Hazlewood vs Boland: is Australia’s bowling hierarchy about to change?

Australia’s selectors are potentially facing one of their toughest calls for Boxing Day: in one corner you have Josh Hazlewood, 217 Test wickets at 26.16, and in the other you have new cult hero Scott Boland who has an average of 10.36 from five matches with a stunning record at the MCG.

On one hand, how do they leave out Boland? He is a wicket-taking machine who five times in five Tests has taken multiple scalps in an over, the most recent on the helter-skelter second day at the Gabba.

But then there’s Hazlewood, a world-class fast bowler with an outstanding record, albeit one whose Test career has stuttered over the last two years due to injury and conditions-based selection. Perhaps relevant will be Hazlewood’s first-class record at the MCG, where he averages 35.69, which is significantly higher than his career mark. Boland averages 24.35 at the venue.

It’s the second time in two summers that a player initially outside the XI is making the case that he cannot be left out. Usman Khawaja returned last season, when Travis Head missed the Sydney Test with Covid, and his twin centuries meant room had to be found for him so Marcus Harris was left out two games after top-scoring on a devilish pitch at the MCG.

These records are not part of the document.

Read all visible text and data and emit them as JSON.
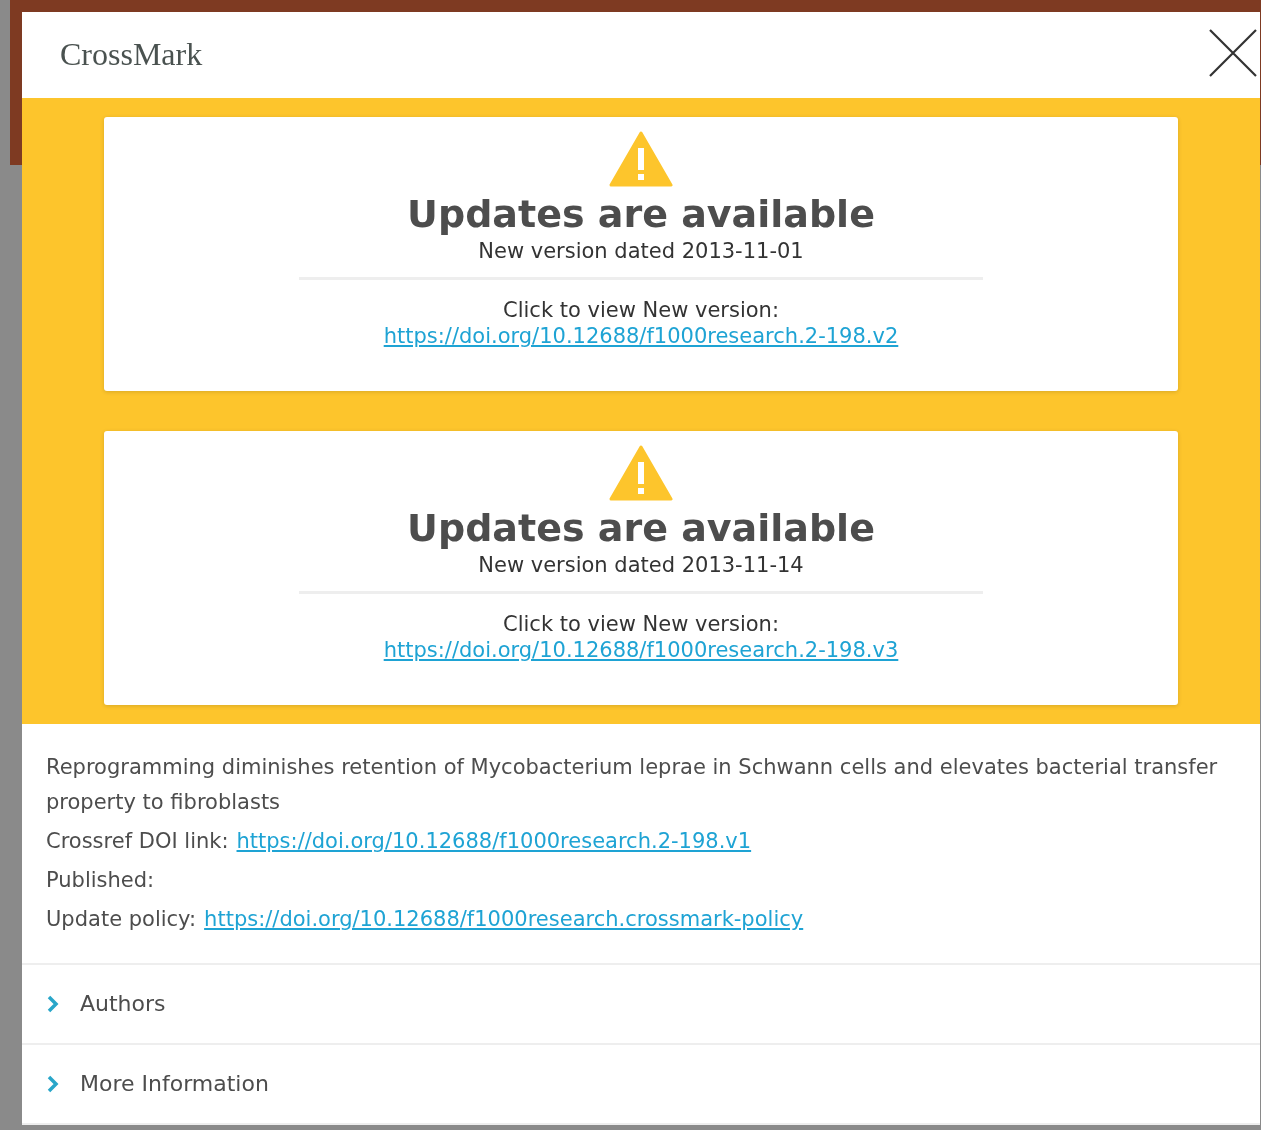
{
  "header": {
    "title": "CrossMark"
  },
  "updates": [
    {
      "title": "Updates are available",
      "date": "New version dated 2013-11-01",
      "prompt": "Click to view New version:",
      "link": "https://doi.org/10.12688/f1000research.2-198.v2"
    },
    {
      "title": "Updates are available",
      "date": "New version dated 2013-11-14",
      "prompt": "Click to view New version:",
      "link": "https://doi.org/10.12688/f1000research.2-198.v3"
    }
  ],
  "info": {
    "article_title": "Reprogramming diminishes retention of Mycobacterium leprae in Schwann cells and elevates bacterial transfer property to fibroblasts",
    "fields": [
      {
        "label": "Crossref DOI link:",
        "link": "https://doi.org/10.12688/f1000research.2-198.v1"
      },
      {
        "label": "Published:"
      },
      {
        "label": "Update policy:",
        "link": "https://doi.org/10.12688/f1000research.crossmark-policy"
      }
    ]
  },
  "sections": [
    {
      "label": "Authors",
      "expanded": false
    },
    {
      "label": "More Information",
      "expanded": false
    }
  ]
}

This time there is not another potential fall guy in the XI to accommodate both Boland and Hazlewood assuming everyone else is fit.

“It’s a good problem to have. I can’t state it any other way,” national selector George Bailey said. “Couldn’t ask for anything more…and effectively Uzzie was in the same position last summer. Travis gets the nod in the first Test. Uzzie waits, gets his opportunity and grabs it. And that’s a really important part of what this team is at the moment, that when that opportunity is there you grab it, you come in, there’s a really clear role you can perform. Barrell [Boland] is doing it, he’s been fantastic. Hoff [Hazlewood] has obviously done it for a very, very long time as well.”
The South Africa Test will mark a year since Boland’s stunning arrival into the format when he claimed 6 for 7 to roll England on the third morning. At the time he was viewed as something of an MCG specialist, but subsequent success in Sydney, Hobart and Adelaide has reinforced that he is a mighty fine bowler in most locations.

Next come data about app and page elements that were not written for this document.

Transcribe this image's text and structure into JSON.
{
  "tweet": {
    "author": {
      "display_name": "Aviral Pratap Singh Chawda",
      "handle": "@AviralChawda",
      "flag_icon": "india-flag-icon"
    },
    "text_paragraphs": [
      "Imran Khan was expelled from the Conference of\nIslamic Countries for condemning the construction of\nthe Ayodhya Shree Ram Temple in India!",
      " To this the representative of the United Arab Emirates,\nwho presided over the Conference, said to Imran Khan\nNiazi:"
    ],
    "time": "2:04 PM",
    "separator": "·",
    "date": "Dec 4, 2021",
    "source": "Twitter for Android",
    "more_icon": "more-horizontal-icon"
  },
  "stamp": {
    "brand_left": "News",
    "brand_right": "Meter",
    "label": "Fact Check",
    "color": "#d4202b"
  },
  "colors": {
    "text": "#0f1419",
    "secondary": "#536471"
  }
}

“He was on the radar for the MCG last year because of exactly what we’ve seen him do,” Bailey said. “He bashes a length, I think his ability to take multiple wickets in the same over speaks to how consistent he is and the questions he asks of the batter right from ball one. He’s going fantastically. [Josh will] keep building and clearly we’ve got a decision to make. I’m really glad that it is a tough decision to make.”

When Hazlewood spoke on Sunday, he admitted it had been a frustrating period of his Test career and conceded being a three-format bowler, having established himself as one of the leading T20 performers, had brought challenges. However, although it is the second summer in a row where Hazlewood has suffered a side injury it has been described as a different problem and the medical teams are not concerned about a pattern emerging.

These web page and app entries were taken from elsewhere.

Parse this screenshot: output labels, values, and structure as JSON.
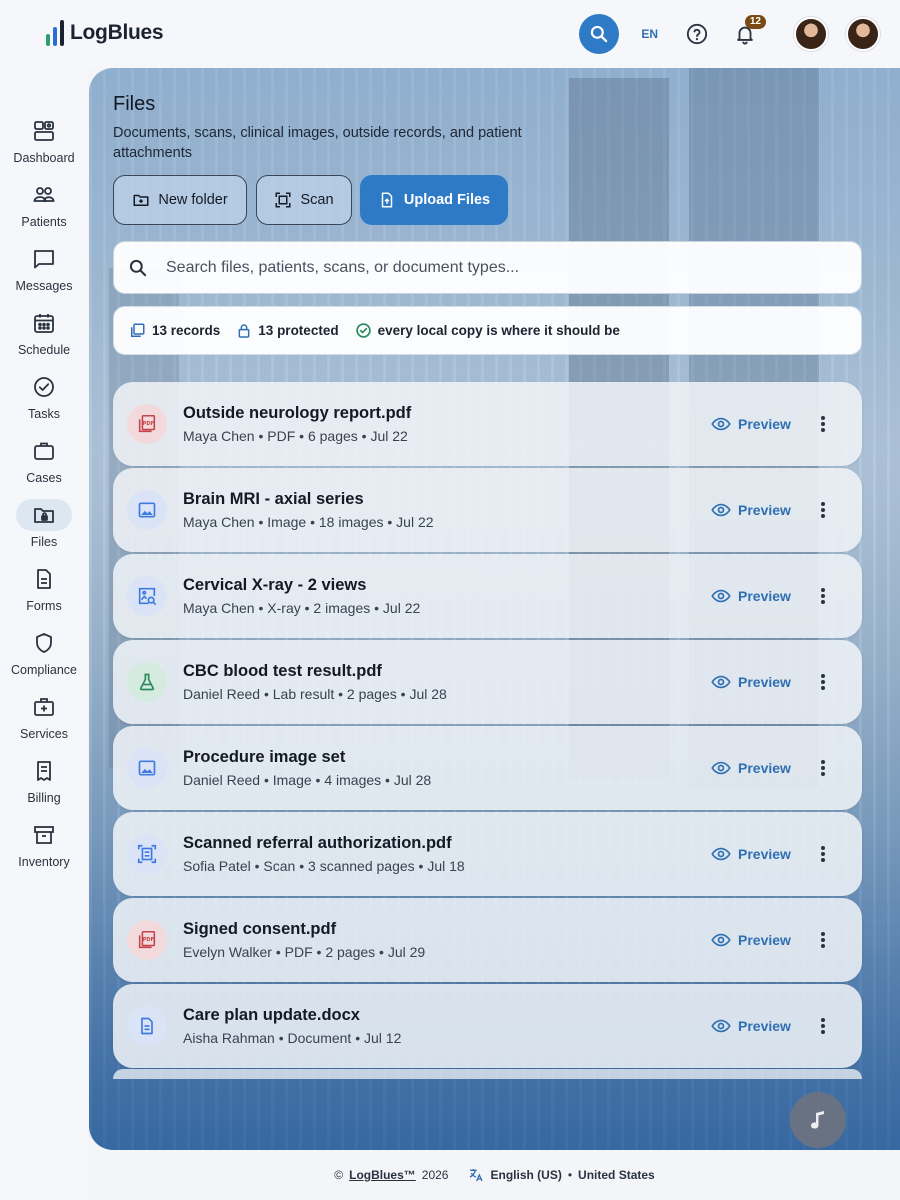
{
  "app": {
    "brand": "LogBlues"
  },
  "header": {
    "lang": "EN",
    "notification_count": "12"
  },
  "sidebar": {
    "items": [
      {
        "label": "Dashboard"
      },
      {
        "label": "Patients"
      },
      {
        "label": "Messages"
      },
      {
        "label": "Schedule"
      },
      {
        "label": "Tasks"
      },
      {
        "label": "Cases"
      },
      {
        "label": "Files"
      },
      {
        "label": "Forms"
      },
      {
        "label": "Compliance"
      },
      {
        "label": "Services"
      },
      {
        "label": "Billing"
      },
      {
        "label": "Inventory"
      }
    ],
    "active": "Files"
  },
  "main": {
    "title": "Files",
    "subtitle": "Documents, scans, clinical images, outside records, and patient attachments",
    "buttons": {
      "new_folder": "New folder",
      "scan": "Scan",
      "upload": "Upload Files"
    },
    "search": {
      "placeholder": "Search files, patients, scans, or document types..."
    },
    "status": {
      "records": "13 records",
      "protected": "13 protected",
      "integrity": "every local copy is where it should be"
    },
    "preview_label": "Preview",
    "files": [
      {
        "name": "Outside neurology report.pdf",
        "patient": "Maya Chen",
        "type": "PDF",
        "size": "6 pages",
        "date": "Jul 22",
        "icon": "pdf-icon"
      },
      {
        "name": "Brain MRI - axial series",
        "patient": "Maya Chen",
        "type": "Image",
        "size": "18 images",
        "date": "Jul 22",
        "icon": "image-icon"
      },
      {
        "name": "Cervical X-ray - 2 views",
        "patient": "Maya Chen",
        "type": "X-ray",
        "size": "2 images",
        "date": "Jul 22",
        "icon": "image-search-icon"
      },
      {
        "name": "CBC blood test result.pdf",
        "patient": "Daniel Reed",
        "type": "Lab result",
        "size": "2 pages",
        "date": "Jul 28",
        "icon": "flask-icon"
      },
      {
        "name": "Procedure image set",
        "patient": "Daniel Reed",
        "type": "Image",
        "size": "4 images",
        "date": "Jul 28",
        "icon": "image-icon"
      },
      {
        "name": "Scanned referral authorization.pdf",
        "patient": "Sofia Patel",
        "type": "Scan",
        "size": "3 scanned pages",
        "date": "Jul 18",
        "icon": "scan-document-icon"
      },
      {
        "name": "Signed consent.pdf",
        "patient": "Evelyn Walker",
        "type": "PDF",
        "size": "2 pages",
        "date": "Jul 29",
        "icon": "pdf-icon"
      },
      {
        "name": "Care plan update.docx",
        "patient": "Aisha Rahman",
        "type": "Document",
        "size": "Jul 12",
        "date": "",
        "icon": "document-icon"
      }
    ]
  },
  "footer": {
    "copyright": "©",
    "brand": "LogBlues™",
    "year": "2026",
    "language": "English (US)",
    "region": "United States"
  },
  "colors": {
    "accent": "#2f7ac6",
    "link": "#2f6fb3",
    "pdf": "#c5434a",
    "image": "#3f7ae0",
    "lab": "#2e8a5f"
  }
}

“Let’s be honest, fast bowlers face injury more than any other type of cricketer,” Bailey said. “So they’re constantly under pressure with it. It’s a challenge trying to get [the balance] right. The flip side of that is I think Josh giving himself the opportunity through the IPL has seen him become the T20 bowler [he is]. He’s just a phenomenal bowler. It’s hard work.”

“It’s very important to have two Victorian selectors on the panel,” Bailey joked. “Tony Dodemaide and Andrew McDonald will be in charge of that.”